No sólo descubre que Odette le ha estado engañando con el barón de Forcheville, sino que lo más terrible es que, en la noche sagrada de su enamoramiento, en la noche de las catleyas, cuando él la suponía su admiradora sumisa, ella ya se había visto en esa noche con Forcheville. De modo que, en aquellos momentos en que él la buscaba desesperado por los bulevares de París, ella estaba retozando en esos instantes con Forcheville. Además, descubre Swann que también Odette ha dispensado los favores de su cuerpo a la señora de Verdurin. Ah, sí, también la hipócrita dama de los salones, la madama sinuosa se ha dejado reverenciar por su dócil protegida y ha gozado a escondidas, entre chinoiseries, el placer de la intimidad femenina.
Al final, caída Odette de sus ensueños, vencido en su refinamiento, Swann acaba por pensar que ha dedicado lo mejor de su pasión amorosa a una mujer que no le atraía físicamente, a una mujer que no era su tipo… Y sin embargo, tiempo después, pese a estos lances y tormentos, Odette de Crécy terminará convirtiéndose en la señora de Swann. Pero eso es ya otra historia que prolonga el misterio de las relaciones humanas y amorosas, y que excede el ámbito y propósito de este escrito.
***
Así, pues, observado el personaje Swann, el cobaya humano Swann, ¿qué diremos de él sobre la preponderancia del corazón o el cerebro en el proceso amoroso? La secuencia que ha seguido Swann en su trayectoria erótica con Odette ha sido ésta: primero, cortesía discreta; luego, pasión; al fin, decepción. Si a esta secuencia le aplicamos valores de corazón o cerebro, se tendría entonces: cerebro, corazón, cerebro. (Ya se ha hecho mención a la irregularidad del sentimiento de Swann, pues lo más habitual suele ser el flechazo, el rapto inmediato de nuestros sentidos por la irrupción deslumbrante de otro ser; de modo que la trayectoria más natural es: pasión, primero; rutina o desengaño, después; es decir, paso de corazón a cerebro, de resplandor brillante a simple bujía o penumbra).
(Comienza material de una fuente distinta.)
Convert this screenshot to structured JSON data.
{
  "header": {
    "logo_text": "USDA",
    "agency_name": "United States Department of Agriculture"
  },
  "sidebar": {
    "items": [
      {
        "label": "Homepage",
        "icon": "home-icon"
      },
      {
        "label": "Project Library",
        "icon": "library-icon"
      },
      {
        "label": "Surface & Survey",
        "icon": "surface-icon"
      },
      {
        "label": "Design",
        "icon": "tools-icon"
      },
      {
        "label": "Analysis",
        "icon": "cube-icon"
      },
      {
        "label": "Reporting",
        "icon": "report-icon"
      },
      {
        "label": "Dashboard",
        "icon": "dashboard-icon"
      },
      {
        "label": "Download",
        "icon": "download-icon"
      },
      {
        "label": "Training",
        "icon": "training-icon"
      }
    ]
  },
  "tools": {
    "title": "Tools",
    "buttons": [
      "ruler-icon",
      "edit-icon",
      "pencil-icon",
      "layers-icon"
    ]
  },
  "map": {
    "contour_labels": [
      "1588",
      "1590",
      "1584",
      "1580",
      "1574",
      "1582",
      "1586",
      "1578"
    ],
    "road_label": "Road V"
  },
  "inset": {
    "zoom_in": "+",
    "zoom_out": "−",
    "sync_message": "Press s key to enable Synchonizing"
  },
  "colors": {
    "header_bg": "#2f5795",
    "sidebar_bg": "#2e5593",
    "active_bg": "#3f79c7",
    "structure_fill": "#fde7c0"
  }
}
En consecuencia, lo primero que habría que decir es que el enamoramiento, ese pase al estado de imbecilidad transitoria que dijo Ortega, se produce en cada persona de una manera distinta en atención a su intransferible individualidad.
La segunda consecuencia, más primordial y menos evidente, es que el cerebro interviene en el proceso del amor. Se dirá que a posteriori, una vez que decae el embeleso y la pasión se vuelve fláccida y entonces la intervención de la realidad (dudas, celos, convivencia) nos afloja el nudo de la ceguera y la venda termina por caer.
Sí, y sin embargo, ¿acaso el cerebro no ha chisporroteado ya previamente con chispas rojas en nuestras venas y arterias, acaso nuestro cerebro, mediante incesantes descargas eléctricas, no ha inscrito ya el neón de una o varias imágenes en el musculoso corazón y ha dejado allí impresos, invisiblemente, uno o más biotipos determinados de hombre o mujer, una forma de ser y producirse que ya está inculcada en nosotros desde la primera circulación de la sangre y que alcanza a lo más hondo de nuestras entrañas, de modo que sin saber cómo, sin haberlo premeditado nosotros, con habitualidad y alevosía inalienables, nuestra pasión va a terminar agitándose y decantándose por aquellos específicos seres concebidos por la determinación de nuestro cerebro? Y todo ello, tras el acuerdo íntimo que han ido trazando, en nuestra mente, nuestra razón y nuestro sentimiento.
La conclusión última, pues, es que el cerebro está en los preparativos y en la conclusión del amor, y que compete al corazón ser logotipo y aposentamiento del amor.